Result: Real Wages Down, Corporate Profits Up

How did Eurocanadian fare within this Post-Fordist Regime promised to them by Mulroney as the harbinger of prosperity never seen before? I will answer by referring to an excellent study by Ellen Russell and Mathieu Dufour on the very complicated question of Canadian living standards since the 1970s, with the title Rising Profit Shares, Falling Wage Shares, published in 2007 by The Canadian Centre for Policy Alternatives:

Despite a prolonged period of economic expansion, income inequality is growing in Canada…Canadians’ average real wages — which are wages adjusted for inflation — have not increased in more than 30 years…Canada’s economy grew by 72% between 1975 and 2005, in real per capita terms. Over the same time period, labour productivity (measured as GDP/hour) grew by 51%. A growing economy with rising labour productivity seems like it would translate into rising real wages. But this has not been the case…Real wages have been stagnant for 30 years running. This 30-year stagnation of Canadian workers’ real wages is dramatically at odds with previous historical experience…From 1961 until the late-1970s, it was the norm for workers’ real wages to rise continuously…The stagnation of workers’ real average wages is remarkable, given that Canadian workers are increasingly productive…[M]ost economic models would predict that real wages rise as productivity rises. But it is evident that rising productivity is not generating a commensurate rise in real wages. A stagnation of workers’ real average wages despite their rising productivity is a powerful indictment of the promise that a growing economy — and increased productivity — will produce benefits widely shared by the majority of Canadian workers. It simply isn’t happening…Canadian workers’ wage share increased between 1961 and the late-1970s, then it started a steady decline that continues today…In 1961 workers’ wage share was 64.61% of the remaining economic pie, while by 2005 their wage share had fallen to just over 60% — the lowest level we’ve seen in workers’ wage share since 1961.

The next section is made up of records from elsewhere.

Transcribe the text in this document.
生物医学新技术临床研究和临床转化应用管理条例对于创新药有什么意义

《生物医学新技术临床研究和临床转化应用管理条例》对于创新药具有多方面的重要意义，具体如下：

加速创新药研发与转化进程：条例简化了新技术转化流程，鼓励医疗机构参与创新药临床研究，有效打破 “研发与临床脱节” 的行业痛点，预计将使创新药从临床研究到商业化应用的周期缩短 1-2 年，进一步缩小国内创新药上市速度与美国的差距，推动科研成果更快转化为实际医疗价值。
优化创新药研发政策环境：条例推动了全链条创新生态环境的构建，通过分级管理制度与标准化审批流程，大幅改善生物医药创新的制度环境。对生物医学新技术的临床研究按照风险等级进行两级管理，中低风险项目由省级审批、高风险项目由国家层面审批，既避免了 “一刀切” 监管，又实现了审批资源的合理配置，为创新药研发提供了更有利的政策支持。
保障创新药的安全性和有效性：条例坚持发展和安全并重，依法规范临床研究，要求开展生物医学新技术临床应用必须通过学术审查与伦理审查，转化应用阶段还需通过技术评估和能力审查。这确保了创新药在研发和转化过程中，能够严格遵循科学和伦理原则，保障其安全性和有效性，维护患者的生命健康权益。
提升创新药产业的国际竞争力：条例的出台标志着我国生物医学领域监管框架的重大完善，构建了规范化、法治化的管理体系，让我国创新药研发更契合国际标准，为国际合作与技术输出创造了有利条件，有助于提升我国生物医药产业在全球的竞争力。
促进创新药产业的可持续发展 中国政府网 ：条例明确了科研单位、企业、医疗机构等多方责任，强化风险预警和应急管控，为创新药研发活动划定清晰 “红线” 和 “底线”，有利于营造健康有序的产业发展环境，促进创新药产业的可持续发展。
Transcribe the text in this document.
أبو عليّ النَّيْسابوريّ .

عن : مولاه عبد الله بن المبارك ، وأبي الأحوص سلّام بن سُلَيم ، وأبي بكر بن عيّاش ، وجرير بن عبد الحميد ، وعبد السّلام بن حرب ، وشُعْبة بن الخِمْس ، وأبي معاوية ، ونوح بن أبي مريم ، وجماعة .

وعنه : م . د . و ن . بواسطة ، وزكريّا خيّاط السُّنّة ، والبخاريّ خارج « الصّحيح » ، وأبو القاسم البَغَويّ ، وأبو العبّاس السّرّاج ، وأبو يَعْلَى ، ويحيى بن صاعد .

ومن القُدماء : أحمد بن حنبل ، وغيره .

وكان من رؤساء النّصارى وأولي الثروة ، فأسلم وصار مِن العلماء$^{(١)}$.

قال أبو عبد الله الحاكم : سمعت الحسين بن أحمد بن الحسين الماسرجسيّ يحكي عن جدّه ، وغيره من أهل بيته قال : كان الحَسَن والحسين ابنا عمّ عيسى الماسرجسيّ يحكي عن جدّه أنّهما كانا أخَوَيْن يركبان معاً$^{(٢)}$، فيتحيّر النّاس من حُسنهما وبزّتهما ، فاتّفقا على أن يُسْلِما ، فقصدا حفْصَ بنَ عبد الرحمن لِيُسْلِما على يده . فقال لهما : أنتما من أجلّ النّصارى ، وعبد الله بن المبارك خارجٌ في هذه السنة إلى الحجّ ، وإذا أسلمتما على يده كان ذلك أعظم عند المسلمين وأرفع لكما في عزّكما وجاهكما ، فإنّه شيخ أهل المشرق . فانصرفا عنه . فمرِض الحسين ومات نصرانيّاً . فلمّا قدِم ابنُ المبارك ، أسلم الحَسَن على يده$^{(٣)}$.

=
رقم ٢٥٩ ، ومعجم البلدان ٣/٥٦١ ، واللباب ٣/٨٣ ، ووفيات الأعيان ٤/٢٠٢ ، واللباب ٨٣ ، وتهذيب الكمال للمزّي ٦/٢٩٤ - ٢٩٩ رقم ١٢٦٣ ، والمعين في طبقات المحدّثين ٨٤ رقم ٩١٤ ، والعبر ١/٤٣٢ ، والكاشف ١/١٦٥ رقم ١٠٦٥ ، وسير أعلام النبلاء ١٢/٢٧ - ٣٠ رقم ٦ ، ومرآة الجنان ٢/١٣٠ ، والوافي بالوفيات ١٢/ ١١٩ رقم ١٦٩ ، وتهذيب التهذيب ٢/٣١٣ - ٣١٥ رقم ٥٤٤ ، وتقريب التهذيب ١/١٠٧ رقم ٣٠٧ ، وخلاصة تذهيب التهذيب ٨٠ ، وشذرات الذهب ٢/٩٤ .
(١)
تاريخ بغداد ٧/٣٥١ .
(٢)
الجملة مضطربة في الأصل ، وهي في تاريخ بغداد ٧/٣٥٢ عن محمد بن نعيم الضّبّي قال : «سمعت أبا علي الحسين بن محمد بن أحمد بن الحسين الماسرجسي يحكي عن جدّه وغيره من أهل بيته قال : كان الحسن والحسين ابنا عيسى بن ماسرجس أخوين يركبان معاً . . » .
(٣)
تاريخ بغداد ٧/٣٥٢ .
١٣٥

So, who benefited from this new regime of accumulation via mass immigration and multiculturalism?

…Corporate profit shares follow the opposite path…Corporate profit shares dropped in the 1960s, through the late-1970s and early-1980s. After that the profit share rose steadily — dramatically so in the last several years. (In terms of yearly data, the small dips in the early-1980s and early- 1990s were associated with recessions.) Corporate profit shares went from 28.91% of the remaining economic pie in 1961 to 33.68% by 2005 — the highest level we’ve seen in profit share since 1961…[C]orporations’ profit share has been persistently increasing while workers’ wage share has been persistently decreasing since the late-1970s.

Nothing could have been more endearing to global capitalists than an ideology promoted by leftists calling for mass immigration against racism to increase their coffers with a good conscience!